Sam Miller, Clearwater Growth

Greg Gille catches up with Clearwater Growth partner Sam Miller to discuss the advisory gap for owner-managed SMEs, the perception of private equity in the SME space, what the right investor can bring to the table, and more

Corporate finance firm Clearwater International recently launched a new division, Clearwater Growth, focused on funding solutions for smaller businesses. The new venture will provide a range of transaction services tailored to the needs of entrepreneurs and owner managers of businesses with turnovers up to £40m and equity cheques up to £15m.

The goals are certainly ambitious: Clearwater said in a statement that the new venture could unlock £250m of new domestic and international investment, supporting around £600m of deals for high-growth businesses, over the next three years.

This is rooted in the belief that the amount of capital looking to find a home in these promising businesses is not efficiently matched with entrepreneurs. “We think there is a big gap in the market for quality, independent advice in the entrepreneurial business space, “ says Sam Miller, who recently joined the firm as partner to spearhead Clearwater Growth. “The big players in the audit and consultancy world offer a full suite of services mainly targeting larger businesses, and smaller firms are also increasingly chasing bigger transactions. Meanwhile, the regional boutiques are very good at serving smaller businesses and entrepreneurs, but they may not be able to offer the benefits of a national player like Clearwater, from sector experts to debt advisory services and support for international expansion.”
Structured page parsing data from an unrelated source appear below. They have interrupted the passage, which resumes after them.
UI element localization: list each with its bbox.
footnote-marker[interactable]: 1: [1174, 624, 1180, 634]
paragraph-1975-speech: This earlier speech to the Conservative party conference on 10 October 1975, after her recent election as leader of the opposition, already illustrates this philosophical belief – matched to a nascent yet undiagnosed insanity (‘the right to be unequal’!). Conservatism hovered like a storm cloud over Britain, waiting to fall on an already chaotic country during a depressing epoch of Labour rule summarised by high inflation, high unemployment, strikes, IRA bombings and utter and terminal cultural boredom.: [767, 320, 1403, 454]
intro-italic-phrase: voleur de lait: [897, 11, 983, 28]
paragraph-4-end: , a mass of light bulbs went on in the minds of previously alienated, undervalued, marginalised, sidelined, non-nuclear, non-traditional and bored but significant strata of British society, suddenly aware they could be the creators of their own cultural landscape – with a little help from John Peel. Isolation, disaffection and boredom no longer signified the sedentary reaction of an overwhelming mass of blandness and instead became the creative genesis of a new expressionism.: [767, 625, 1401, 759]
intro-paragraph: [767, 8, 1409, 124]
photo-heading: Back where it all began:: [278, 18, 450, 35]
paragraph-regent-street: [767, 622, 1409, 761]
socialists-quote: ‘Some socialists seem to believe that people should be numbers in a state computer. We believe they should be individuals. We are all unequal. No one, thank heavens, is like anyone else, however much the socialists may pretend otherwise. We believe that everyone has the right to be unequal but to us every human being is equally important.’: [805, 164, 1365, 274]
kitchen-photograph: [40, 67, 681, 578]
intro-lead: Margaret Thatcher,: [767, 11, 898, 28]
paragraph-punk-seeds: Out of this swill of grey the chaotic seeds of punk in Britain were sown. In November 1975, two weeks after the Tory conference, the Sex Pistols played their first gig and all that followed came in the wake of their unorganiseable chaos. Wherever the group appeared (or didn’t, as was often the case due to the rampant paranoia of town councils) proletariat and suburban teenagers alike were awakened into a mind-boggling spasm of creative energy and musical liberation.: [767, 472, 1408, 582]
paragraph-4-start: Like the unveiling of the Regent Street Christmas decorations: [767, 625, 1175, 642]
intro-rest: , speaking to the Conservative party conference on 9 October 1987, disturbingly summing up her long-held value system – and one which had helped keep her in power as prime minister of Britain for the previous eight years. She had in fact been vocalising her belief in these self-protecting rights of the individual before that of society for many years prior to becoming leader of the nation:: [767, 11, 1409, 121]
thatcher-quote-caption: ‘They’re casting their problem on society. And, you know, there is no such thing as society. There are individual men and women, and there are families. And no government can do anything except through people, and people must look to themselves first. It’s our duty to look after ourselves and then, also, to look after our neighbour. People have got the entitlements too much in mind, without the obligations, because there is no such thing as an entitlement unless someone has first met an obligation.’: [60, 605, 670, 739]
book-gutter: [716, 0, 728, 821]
The opportunity is certainly out there for SMEs and investors alike, says Miller: “We are at one of the best times ever to raise finance for SMEs. On the lending side, decentralisation means there is now a plethora of new entrants and innovative products in the market. And it is the same for private equity (PE) funding, with vast amounts of capital ready to be invested. But the market is moving so quickly, and there is so much choice out there, that it is nearly impossible for entrepreneurs to dedicate enough time to keep track and choose the best partners.”
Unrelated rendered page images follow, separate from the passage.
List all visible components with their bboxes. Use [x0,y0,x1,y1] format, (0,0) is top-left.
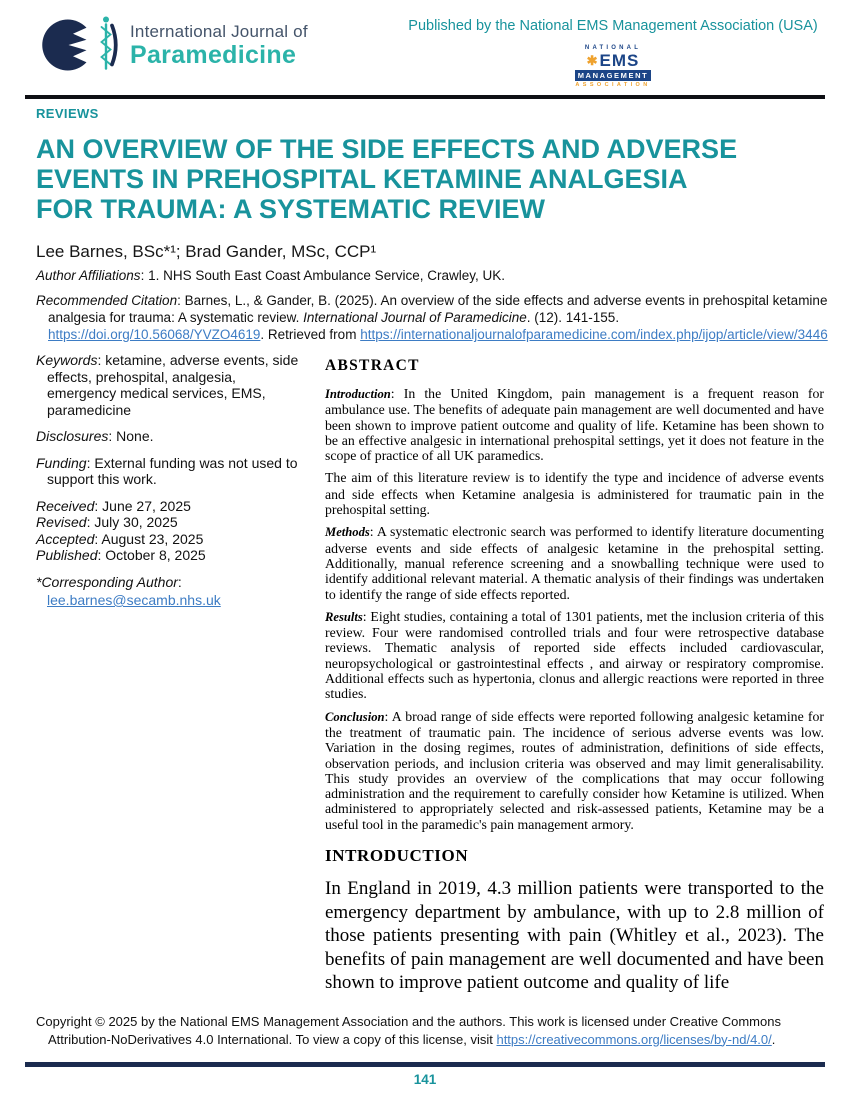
citation-text-3: . Retrieved from [260,327,361,342]
journal-name-top: International Journal of [130,21,308,41]
received-line [36,498,300,515]
disclosures-block [36,428,300,445]
corresponding-author-block [36,574,300,591]
abstract-methods-paragraph [325,524,824,601]
revised-date: : July 30, 2025 [86,514,178,530]
copyright-notice [36,1013,828,1048]
nemsma-association-text: ASSOCIATION [575,81,651,88]
page-number: 141 [413,1072,437,1087]
abstract-aim-paragraph [325,470,824,517]
copyright-text: Copyright © 2025 by the National EMS Management Association and the authors. This work is licensed under Creative Commons Attribution-NoDerivatives 4.0 International. To view a copy of this license, visit [36,1014,781,1047]
article-section-label: REVIEWS [36,106,99,121]
corresponding-author-label: *Corresponding Author [36,573,178,590]
published-label: Published [36,547,98,563]
affiliations-label: Author Affiliations [36,268,141,283]
affiliations-text: : 1. NHS South East Coast Ambulance Service, Crawley, UK. [140,268,505,283]
citation-text-2: . (12). 141-155. [526,310,620,325]
journal-name-bottom: Paramedicine [130,40,297,69]
abstract-conclusion-text: : A broad range of side effects were reported following analgesic ketamine for the treatment of traumatic pain. The incidence of serious adverse events was low. Variation in the dosing regimes, routes of administration, definitions of side effects, observation periods, and inclusion criteria was observed and may limit generalisability. This study provides an overview of the complications that may occur following administration and the requirement to carefully consider how Ketamine is utilized. When administered to appropriately selected and risk-assessed patients, Ketamine may be a useful tool in the paramedic's pain management armory. [325,708,824,832]
article-metadata-column [36,352,300,609]
article-title: AN OVERVIEW OF THE SIDE EFFECTS AND ADVERSE EVENTS IN PREHOSPITAL KETAMINE ANALGESIA FOR TRAUMA: A SYSTEMATIC REVIEW [36,134,738,224]
abstract-methods-text: : A systematic electronic search was performed to identify literature documenting adverse events and side effects of analgesic ketamine in the prehospital setting. Additionally, manual reference screening and a snowballing technique were used to identify additional relevant material. A thematic analysis of their findings was undertaken to identify the range of side effects reported. [325,524,824,602]
nemsma-logo [575,45,652,88]
published-date: : October 8, 2025 [97,547,206,563]
corresponding-email-link[interactable]: lee.barnes@secamb.nhs.uk [47,592,221,608]
article-dates-block [36,498,300,564]
ijop-logo-icon [40,10,118,80]
introduction-paragraph: In England in 2019, 4.3 million patients were transported to the emergency department by ambulance, with up to 2.8 million of those patients presenting with pain (Whitley et al., 2023). The benefits of pain management are well documented and have been shown to improve patient outcome and quality of life [325,878,824,994]
nemsma-management-text: MANAGEMENT [575,70,652,81]
recommended-citation [36,292,828,343]
abstract-methods-label: Methods [325,525,370,540]
article-body [36,352,824,995]
received-label: Received [36,497,95,514]
author-line: Lee Barnes, BSc*¹; Brad Gander, MSc, CCP¹ [36,242,377,261]
accepted-label: Accepted [36,530,95,547]
funding-text: : External funding was not used to support this work. [47,454,298,487]
abstract-aim-text: The aim of this literature review is to identify the type and incidence of adverse events and side effects when Ketamine analgesia is administered for traumatic pain in the prehospital setting. [325,470,824,518]
abstract-results-label: Results [325,609,363,624]
keywords-label: Keywords [36,352,98,368]
header-divider [25,95,825,99]
abstract-results-text: : Eight studies, containing a total of 1301 patients, met the inclusion criteria of this review. Four were randomised controlled trials and four were retrospective database reviews. Thematic analysis of reported side effects included cardiovascular, neuropsychological or gastrointestinal effects , and airway or respiratory compromise. Additional effects such as hypertonia, clonus and allergic reactions were reported in three studies. [325,608,824,702]
abstract-conclusion-label: Conclusion [325,709,385,724]
keywords-text: : ketamine, adverse events, side effects, prehospital, analgesia, emergency medical services, EMS, paramedicine [47,352,299,418]
abstract-introduction-paragraph [325,386,824,463]
corresponding-author-colon: : [177,573,182,590]
nemsma-star-icon: ✱ [586,53,599,68]
copyright-period: . [771,1031,776,1047]
published-line [36,547,300,564]
accepted-line [36,531,300,548]
journal-wordmark [130,22,308,69]
publisher-block [388,18,838,91]
accepted-date: : August 23, 2025 [94,530,204,547]
disclosures-text: : None. [108,428,154,444]
corresponding-email-line [36,592,300,609]
introduction-heading: INTRODUCTION [325,846,469,866]
funding-label: Funding [36,454,87,471]
journal-masthead [40,10,308,80]
nemsma-ems-text: EMS [599,51,640,70]
abstract-results-paragraph [325,609,824,702]
abstract-heading: ABSTRACT [325,357,420,374]
keywords-block [36,352,300,418]
citation-label: Recommended Citation [36,293,178,308]
abstract-introduction-text: : In the United Kingdom, pain management is a frequent reason for ambulance use. The benefits of adequate pain management are well documented and have been shown to improve patient outcome and quality of life. Ketamine has been shown to be an effective analgesic in international prehospital settings, yet it does not feature in the scope of practice of all UK paramedics. [325,386,824,464]
license-link[interactable]: https://creativecommons.org/licenses/by-nd/4.0/ [496,1031,772,1047]
revised-line [36,514,300,531]
funding-block [36,455,300,488]
nemsma-national-text: NATIONAL [584,45,642,51]
nemsma-ems-row [575,52,652,69]
citation-text-1: : Barnes, L., & Gander, B. (2025). An overview of the side effects and adverse events in prehospital ketamine analgesia for trauma: A systematic review. [48,293,828,325]
footer-divider [25,1062,825,1067]
affiliations-line [36,268,828,283]
abstract-introduction-label: Introduction [325,387,391,401]
doi-link[interactable]: https://doi.org/10.56068/YVZO4619 [48,327,261,342]
abstract-conclusion-paragraph [325,709,824,832]
article-url-link[interactable]: https://internationaljournalofparamedicine.com/index.php/ijop/article/view/3446 [360,327,828,342]
received-date: : June 27, 2025 [94,497,191,514]
published-by-text: Published by the National EMS Management Association (USA) [408,18,818,34]
citation-journal-name: International Journal of Paramedicine [303,310,527,325]
revised-label: Revised [36,514,87,530]
abstract-column [325,352,824,995]
disclosures-label: Disclosures [36,428,109,444]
And while PE in particular has become very adept at approaching business owners in the SME space, this can leave the latter in need of extra guidance. “We have done in excess of 35 deal origination calls in the past 8-10 weeks - a number of these entrepreneurs said they had already been contacted by several VCs and PE houses, but no advisers,” Miller says. “There is clearly a gap there.”

Education mission

This is compounded by the fact that while PE and venture capital (VC) is a less opaque industry than it was a decade ago, some misconceptions still prevail, Miller adds: “We still get the same comments: that PE has got a bad reputation, that they will squeeze the business, take control away from the founders, etc. Our first port of call is to address these misconceptions - which we firmly believe are not a true reflection of what PE can bring to the table - and talk about it in terms of establishing a partnership that, ultimately, will unlock further growth for the business.”

Environmental, social and governance (ESG) value-add is a case in point. PE’s impact when it comes to what is now a key consideration for all businesses, regardless of size, can be significant, stresses Miller: “Their own investors have put a strong emphasis on it, and it has also emerged as a concrete value creation tool. So it is not just lip-service: PE can make a meaningful difference and enact change, and really turn it into a value driver that ultimately benefits these companies.”
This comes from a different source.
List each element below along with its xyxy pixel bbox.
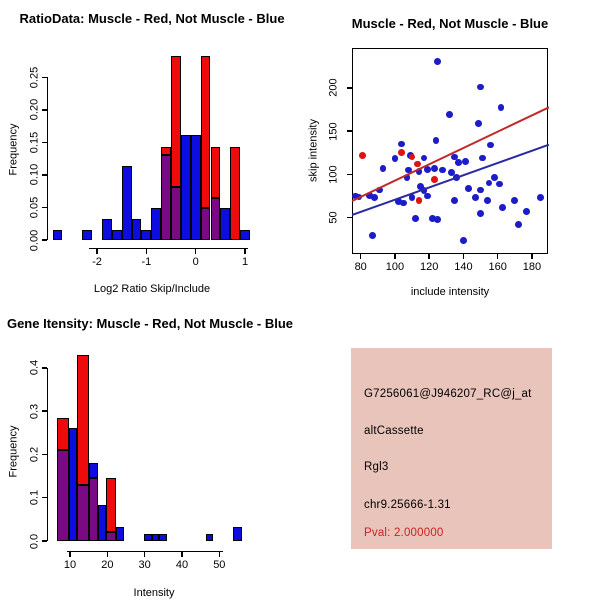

Highlighting the merits of minority deals (whereby PE firms that would have typically bought a business outright will instead secure a minority stake and work in partnership with the current owners) is also very much on the agenda, given how well suited this type of transaction can be for owner-managers. “Entrepreneurs often see their options being a trade exit or a majority PE deal,” says Miller. “They have been surprised that they can do a minority deal, whereby they can take cash off the table but also take on some growth capital and remain involved in the continued success of the business. This also makes them very much aligned with their PE backers as partners in the truest sense, which is equally appealing for investors.”

The core focus of Clearwater Growth will be on finding high-growth, owner-managed businesses looking to raise PE investment - be it through growth capital, MBOs or minority deals. But the team can cover the full M&A suite of services, such as strategic business planning, that also have to be tailored to the different needs of owner-managers. Miller says that recruitment, and people management in general, is an area that can be incredibly challenging for smaller, high-growth businesses: “On the organisational strategy side, a typical example is very tech-focused businesses where you will find that the founder/CEO may be the only person with a commercial impetus, while the rest of the team is very tech-heavy - they will need to scale up their commercial force to take the company to the next level. And more generally, finding the right talent is such a big decision for smaller businesses - not only in money terms when you look at recruitment fees, but also in terms of the time spent by the execs tied up into that process.”